Rachel Nichols, one of the stars of the ABC series "Alias," said celebrities have both an easier and a harder time staying in shape.

"A lot of times people look at someone with this amazing body and say 'I want that' and I understand. It does look easy from someone's perspective that an actor has a trainer and lots of free times that a regular person doesn't have," she said. "But the regular person doesn't have [the] scrutiny of everyone in the world judging them if go up a few pounds or have cellulite. So it's both easy and a lot of work."

Before getting the job on "Alias," Nichols, a former model, said her idea of staying in shape was "living on cigarettes and Diet Coke." Though the actress was thin, her body was soft when she began working out with Waters.

Nichols said Waters gradually changed her body, making her stronger and more toned -- "Valerie doesn't believe in working out for two hours; misery is not the way" -- and teaching her how to eat and enjoy fitness, so that she now plays tennis and does Pilates on her own.

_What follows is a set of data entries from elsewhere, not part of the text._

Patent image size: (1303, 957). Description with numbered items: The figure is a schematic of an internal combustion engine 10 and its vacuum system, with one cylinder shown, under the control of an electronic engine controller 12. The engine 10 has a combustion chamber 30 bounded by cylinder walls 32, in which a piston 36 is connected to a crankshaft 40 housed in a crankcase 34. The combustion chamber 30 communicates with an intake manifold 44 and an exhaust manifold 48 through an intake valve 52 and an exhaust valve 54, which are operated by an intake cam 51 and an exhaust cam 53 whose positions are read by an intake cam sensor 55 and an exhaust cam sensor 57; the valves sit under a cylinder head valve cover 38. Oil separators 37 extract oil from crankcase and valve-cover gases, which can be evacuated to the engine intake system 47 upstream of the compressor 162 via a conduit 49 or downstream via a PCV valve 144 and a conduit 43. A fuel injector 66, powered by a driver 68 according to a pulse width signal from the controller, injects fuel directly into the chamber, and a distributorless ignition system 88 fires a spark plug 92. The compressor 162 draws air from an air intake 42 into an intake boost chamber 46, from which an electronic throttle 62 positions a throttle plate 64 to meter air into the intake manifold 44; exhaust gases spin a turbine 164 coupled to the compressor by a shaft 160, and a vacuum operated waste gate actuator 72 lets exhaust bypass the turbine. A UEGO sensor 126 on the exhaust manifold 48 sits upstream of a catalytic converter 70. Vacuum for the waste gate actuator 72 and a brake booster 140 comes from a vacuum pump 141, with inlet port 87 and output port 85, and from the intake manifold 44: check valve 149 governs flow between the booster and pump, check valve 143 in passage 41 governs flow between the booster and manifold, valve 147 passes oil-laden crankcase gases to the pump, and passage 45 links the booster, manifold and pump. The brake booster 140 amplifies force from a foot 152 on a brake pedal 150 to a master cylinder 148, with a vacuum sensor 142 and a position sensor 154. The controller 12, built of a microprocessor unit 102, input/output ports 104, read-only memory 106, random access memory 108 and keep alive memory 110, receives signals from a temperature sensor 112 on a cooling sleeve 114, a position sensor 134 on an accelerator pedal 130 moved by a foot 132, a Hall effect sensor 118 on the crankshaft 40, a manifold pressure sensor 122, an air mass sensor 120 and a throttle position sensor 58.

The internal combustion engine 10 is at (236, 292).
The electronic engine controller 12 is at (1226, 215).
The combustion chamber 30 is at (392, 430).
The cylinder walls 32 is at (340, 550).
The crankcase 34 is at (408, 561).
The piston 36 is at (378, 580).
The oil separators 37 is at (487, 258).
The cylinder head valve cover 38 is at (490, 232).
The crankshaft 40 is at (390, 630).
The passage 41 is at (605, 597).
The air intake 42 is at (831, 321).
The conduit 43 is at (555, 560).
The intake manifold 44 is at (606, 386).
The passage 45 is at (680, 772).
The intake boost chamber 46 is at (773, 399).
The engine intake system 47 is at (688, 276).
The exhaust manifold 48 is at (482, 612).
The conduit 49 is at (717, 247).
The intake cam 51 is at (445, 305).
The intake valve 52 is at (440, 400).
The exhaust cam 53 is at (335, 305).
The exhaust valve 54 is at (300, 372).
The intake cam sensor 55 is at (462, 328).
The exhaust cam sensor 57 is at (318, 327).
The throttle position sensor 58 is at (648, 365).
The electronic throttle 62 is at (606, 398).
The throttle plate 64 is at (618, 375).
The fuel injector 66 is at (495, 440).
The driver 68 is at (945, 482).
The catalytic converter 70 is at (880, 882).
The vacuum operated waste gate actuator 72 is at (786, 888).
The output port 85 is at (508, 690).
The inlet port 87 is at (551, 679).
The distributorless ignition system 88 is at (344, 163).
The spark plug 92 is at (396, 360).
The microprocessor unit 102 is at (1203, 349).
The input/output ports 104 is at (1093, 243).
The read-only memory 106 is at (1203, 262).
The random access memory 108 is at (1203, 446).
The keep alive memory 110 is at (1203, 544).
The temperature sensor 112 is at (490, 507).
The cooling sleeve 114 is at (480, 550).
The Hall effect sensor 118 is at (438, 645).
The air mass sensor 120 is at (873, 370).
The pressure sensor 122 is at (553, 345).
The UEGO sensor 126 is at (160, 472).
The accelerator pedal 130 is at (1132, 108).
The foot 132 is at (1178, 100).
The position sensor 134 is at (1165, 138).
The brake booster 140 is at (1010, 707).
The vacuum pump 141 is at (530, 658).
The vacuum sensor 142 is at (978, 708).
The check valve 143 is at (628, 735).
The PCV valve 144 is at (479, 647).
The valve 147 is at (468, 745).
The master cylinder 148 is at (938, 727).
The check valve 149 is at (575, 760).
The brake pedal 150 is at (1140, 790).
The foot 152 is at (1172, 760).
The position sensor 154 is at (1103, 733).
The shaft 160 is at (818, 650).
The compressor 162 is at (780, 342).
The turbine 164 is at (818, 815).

"Regular people can do her program and change their body," said Nichols, who added nearly 15 pounds of muscle for her role in "GI Joe," before returning to her long and lean look. "It will work for everyone, without putting them through hell, without making them dread it. It's very accessible and user friendly."

New York Times cultural writer Robin Pogrebin, who got a "sampling" of a workout with Anderson, said she can see how having to do multiple repetitions of arms, leg and abdominal exercises every day could be tough. Anderson's DVDs on the other hand "a regular person can do," once the person can follow the sometimes intricate dance combos.

She gets the appeal of celebrities and their trainers. "We are a culture just craving a recipe for success," Pogrebin said. "That's why diet books sell and workout DVDs are always going to have an audience."